If the null hypothesis is true, what is the probability of getting a random sample that is as inconsistent with the null hypothesis as the random sample we got?

  • This probability is called the p-value.

Idea

  • Probability of a sample as inconsistent as our sample is \[P(t_{df} \text{ is as extreme as the test statistic})\]
  • Something like \(P(t_{18} > 3.6) = 0.001\)
    • …but we want to think about the probability of being “as extreme” in either direction, so \[\text{p-value} = 2P(t_{18}>3.6) = 0.002\]

If \(\text{p-value} < \alpha\), reject the null hypothesis. Otherwise, do not reject.

P-Values

  • Large Sample Setting: \(\mu\) is target parameter, \(n \ge 30\), \[2P(Z > |z|)\] where \(z\) is the test statistic.

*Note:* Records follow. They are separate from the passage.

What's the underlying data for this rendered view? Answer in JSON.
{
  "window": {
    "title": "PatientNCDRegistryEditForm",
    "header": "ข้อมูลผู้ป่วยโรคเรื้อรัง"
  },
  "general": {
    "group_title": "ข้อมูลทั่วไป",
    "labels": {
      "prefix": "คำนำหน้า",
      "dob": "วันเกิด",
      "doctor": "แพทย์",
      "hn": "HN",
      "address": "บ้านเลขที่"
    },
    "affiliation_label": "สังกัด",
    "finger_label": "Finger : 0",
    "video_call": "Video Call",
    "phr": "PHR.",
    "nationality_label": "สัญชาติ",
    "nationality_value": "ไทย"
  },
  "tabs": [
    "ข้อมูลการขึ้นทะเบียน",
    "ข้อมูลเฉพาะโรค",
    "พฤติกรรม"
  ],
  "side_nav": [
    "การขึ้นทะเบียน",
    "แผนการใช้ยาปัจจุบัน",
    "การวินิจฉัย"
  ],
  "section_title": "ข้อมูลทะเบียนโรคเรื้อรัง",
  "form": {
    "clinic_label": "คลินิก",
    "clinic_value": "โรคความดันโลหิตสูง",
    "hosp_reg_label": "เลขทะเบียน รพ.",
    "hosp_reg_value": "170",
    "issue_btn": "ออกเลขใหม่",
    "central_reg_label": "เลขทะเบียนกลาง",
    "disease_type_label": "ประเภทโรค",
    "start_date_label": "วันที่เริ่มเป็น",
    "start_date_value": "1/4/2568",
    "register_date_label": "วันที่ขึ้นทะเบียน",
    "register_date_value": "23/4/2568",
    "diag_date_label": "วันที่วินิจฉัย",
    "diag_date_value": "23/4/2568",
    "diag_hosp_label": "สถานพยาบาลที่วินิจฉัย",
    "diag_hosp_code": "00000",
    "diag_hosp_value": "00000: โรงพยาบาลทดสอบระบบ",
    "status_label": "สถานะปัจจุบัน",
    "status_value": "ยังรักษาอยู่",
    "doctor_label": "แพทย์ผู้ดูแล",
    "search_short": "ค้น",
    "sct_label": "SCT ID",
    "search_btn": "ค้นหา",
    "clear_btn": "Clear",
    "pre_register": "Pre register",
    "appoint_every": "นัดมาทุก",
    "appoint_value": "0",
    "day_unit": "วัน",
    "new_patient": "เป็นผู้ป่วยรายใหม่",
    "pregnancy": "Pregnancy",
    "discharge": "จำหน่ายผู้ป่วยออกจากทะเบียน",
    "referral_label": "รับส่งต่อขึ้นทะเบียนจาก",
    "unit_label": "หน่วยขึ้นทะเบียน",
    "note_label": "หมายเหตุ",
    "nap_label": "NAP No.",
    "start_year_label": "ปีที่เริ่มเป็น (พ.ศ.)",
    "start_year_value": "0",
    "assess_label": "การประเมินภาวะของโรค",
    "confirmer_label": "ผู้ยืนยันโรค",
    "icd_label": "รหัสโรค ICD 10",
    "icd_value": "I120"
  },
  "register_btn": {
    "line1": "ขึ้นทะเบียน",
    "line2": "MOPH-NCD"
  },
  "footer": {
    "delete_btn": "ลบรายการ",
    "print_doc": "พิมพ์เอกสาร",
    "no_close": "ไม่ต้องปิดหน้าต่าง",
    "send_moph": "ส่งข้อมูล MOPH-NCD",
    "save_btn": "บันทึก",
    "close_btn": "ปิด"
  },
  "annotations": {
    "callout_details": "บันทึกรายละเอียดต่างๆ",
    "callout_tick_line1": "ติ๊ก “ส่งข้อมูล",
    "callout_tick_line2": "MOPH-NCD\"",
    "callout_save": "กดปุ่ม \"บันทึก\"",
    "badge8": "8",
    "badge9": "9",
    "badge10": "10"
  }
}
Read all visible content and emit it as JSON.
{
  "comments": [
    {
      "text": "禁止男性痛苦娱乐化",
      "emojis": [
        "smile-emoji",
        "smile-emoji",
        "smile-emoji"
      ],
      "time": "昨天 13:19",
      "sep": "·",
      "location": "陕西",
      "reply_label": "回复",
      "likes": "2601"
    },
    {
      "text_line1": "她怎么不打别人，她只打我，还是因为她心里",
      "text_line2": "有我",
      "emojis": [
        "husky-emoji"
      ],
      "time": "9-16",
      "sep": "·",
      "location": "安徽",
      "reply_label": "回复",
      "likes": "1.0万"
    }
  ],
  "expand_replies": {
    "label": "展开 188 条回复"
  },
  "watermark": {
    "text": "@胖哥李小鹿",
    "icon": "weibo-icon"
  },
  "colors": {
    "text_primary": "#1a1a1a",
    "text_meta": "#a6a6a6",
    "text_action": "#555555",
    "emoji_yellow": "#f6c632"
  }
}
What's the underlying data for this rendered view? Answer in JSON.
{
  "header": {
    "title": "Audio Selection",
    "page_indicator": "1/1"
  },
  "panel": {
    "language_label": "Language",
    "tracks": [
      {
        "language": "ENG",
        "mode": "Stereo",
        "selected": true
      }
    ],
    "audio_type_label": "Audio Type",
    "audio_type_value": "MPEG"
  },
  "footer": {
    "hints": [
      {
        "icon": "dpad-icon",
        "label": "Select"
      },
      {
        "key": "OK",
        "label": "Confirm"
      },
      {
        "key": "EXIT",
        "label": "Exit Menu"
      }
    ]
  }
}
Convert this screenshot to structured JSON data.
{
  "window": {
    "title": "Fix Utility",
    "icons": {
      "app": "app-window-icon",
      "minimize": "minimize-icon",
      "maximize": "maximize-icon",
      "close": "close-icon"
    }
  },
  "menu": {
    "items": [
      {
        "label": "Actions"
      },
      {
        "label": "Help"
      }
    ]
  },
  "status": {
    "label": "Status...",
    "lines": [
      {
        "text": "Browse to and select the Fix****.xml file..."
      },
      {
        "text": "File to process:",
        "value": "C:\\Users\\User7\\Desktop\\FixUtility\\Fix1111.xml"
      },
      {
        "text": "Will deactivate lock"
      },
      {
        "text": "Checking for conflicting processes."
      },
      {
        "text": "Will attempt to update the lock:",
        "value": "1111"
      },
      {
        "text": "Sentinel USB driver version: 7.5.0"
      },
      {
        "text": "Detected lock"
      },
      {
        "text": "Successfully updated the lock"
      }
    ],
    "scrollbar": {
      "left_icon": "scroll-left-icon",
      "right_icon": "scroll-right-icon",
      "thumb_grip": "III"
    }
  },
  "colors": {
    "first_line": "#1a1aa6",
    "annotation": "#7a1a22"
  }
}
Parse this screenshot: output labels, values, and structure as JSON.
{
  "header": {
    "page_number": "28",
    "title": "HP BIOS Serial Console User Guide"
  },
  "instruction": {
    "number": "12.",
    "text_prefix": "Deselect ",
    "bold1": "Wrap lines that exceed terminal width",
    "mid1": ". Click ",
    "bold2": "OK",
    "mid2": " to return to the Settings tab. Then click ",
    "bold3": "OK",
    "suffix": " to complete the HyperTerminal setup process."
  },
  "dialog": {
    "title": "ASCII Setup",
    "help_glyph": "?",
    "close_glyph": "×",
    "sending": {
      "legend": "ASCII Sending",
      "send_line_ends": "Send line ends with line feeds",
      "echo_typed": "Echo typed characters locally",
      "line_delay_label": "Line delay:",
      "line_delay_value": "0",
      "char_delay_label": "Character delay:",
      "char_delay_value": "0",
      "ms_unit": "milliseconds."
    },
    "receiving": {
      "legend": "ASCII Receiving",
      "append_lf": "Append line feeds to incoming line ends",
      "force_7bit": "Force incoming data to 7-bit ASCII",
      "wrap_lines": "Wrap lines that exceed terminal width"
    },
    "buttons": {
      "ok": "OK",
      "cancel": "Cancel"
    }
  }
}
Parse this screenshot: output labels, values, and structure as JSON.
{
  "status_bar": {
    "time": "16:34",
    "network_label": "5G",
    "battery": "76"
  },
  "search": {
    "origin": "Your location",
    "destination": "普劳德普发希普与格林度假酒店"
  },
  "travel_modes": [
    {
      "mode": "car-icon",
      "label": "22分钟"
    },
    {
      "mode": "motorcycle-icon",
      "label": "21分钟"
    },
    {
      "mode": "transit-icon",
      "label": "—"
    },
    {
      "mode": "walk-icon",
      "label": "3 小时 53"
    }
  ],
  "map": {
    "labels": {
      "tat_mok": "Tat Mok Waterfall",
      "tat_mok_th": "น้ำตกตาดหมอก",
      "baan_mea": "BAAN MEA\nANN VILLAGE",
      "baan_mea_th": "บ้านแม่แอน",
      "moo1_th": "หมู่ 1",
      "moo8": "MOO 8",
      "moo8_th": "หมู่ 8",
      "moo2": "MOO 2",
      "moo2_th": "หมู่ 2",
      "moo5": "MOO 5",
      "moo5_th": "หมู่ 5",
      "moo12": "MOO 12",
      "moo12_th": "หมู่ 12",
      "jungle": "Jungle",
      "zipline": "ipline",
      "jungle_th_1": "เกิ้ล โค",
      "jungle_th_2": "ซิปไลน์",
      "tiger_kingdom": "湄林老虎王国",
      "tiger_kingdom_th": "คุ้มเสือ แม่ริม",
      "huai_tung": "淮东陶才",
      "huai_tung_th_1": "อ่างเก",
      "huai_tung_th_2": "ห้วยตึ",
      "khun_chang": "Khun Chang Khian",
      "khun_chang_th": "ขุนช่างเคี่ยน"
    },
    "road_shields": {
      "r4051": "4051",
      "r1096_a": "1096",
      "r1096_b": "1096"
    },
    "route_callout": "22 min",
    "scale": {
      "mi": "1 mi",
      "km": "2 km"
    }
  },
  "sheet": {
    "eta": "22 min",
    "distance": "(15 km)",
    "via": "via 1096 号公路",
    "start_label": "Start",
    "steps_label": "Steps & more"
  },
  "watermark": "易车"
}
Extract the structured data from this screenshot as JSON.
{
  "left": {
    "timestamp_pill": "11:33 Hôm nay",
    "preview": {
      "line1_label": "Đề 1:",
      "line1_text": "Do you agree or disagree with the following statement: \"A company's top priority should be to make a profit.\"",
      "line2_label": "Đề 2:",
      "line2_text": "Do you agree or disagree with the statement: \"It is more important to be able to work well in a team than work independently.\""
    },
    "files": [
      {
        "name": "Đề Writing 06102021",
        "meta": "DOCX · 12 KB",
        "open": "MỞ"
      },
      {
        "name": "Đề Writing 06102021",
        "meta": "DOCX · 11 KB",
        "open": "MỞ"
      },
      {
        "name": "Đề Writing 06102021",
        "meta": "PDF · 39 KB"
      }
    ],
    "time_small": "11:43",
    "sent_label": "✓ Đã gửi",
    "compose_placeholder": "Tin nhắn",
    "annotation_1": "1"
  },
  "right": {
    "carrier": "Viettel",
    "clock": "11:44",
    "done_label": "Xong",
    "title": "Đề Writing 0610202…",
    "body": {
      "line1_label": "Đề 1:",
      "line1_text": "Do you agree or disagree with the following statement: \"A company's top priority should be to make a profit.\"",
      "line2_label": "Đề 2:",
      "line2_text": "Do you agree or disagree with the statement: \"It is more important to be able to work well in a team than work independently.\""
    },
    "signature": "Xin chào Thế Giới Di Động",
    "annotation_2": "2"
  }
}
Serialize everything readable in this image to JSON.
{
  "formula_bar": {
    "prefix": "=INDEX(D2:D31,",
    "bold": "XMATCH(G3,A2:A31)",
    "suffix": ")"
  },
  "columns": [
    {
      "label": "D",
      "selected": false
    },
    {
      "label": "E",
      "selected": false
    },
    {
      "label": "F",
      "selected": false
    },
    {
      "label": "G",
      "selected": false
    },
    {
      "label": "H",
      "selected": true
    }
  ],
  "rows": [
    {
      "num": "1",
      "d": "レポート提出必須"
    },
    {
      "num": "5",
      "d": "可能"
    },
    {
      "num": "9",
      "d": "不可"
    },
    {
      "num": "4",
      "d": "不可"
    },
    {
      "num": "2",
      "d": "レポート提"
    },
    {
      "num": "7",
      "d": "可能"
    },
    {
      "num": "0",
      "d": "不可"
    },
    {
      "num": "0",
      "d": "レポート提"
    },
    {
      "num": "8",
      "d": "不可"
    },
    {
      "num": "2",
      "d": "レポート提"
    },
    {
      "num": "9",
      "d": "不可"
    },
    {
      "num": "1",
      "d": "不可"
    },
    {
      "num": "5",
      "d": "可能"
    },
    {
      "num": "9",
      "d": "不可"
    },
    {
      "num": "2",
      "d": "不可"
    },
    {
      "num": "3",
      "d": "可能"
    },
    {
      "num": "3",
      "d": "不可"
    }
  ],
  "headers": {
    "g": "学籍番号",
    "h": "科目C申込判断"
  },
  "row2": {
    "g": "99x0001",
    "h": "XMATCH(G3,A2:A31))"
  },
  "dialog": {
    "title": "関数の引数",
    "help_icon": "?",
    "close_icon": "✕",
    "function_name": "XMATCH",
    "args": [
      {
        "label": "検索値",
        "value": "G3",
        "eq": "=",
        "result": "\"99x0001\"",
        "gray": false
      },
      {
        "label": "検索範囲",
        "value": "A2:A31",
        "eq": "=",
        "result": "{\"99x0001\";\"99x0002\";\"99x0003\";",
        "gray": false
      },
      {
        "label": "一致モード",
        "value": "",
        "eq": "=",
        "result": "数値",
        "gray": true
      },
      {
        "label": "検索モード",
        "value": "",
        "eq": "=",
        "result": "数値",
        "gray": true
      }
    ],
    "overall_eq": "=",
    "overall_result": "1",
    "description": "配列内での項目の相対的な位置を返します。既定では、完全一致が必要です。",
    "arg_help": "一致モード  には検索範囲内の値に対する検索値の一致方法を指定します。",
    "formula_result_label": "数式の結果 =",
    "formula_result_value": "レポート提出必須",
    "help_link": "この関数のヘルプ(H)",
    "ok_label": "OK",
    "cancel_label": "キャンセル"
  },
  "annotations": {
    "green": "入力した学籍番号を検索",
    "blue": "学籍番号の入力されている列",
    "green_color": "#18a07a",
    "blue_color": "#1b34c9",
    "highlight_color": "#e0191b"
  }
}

  • Small Sample Setting: \(\mu\) is target parameter, \(n < 30\), \[2P(t_{df} > |t|)\] where \(t\) is the test statistic.

Steps

  1. State the null and alternative hypotheses.
  2. Determine the significance level \(\alpha\). Check assumptions (decide which setting to use).
  3. Compute the value of the test statistic.
  4. Determine the p-value.
  5. If \(\text{p-value} < \alpha\), reject the null hypothesis. Otherwise, do not reject.
  6. Interpret results.

We often use p-values instead of the critical value approach because they are meaningful on their own (they have a direct interpretation).

Example

Is the average mercury level in dolphin muscles different from \(2.5\mu g/g\)? Test at the 0.05 level of significance. A random sample of \(19\) dolphins resulted in a mean of \(4.4 \mu g/g\) and a standard deviation of \(2.3 \mu g/g\).

Checkpoint Problems

  1. Is the average meerkat height different from 30cm? A random sample of 18 meerkats yielded a mean of 26.5cm and a standard deviation of 2.07cm. Use the p-value approach to test at the 0.05 level of significance.

  2. Is the average number of eggs in a green sea turtle nest different from 100? A random sample of 20 green sea turtle eggs resulted in a mean of 108 eggs with standard deviation 14.48. Use the p-value approach to test at the 0.1 level of significance.

  3. Interpret your p-values in the context of each problem.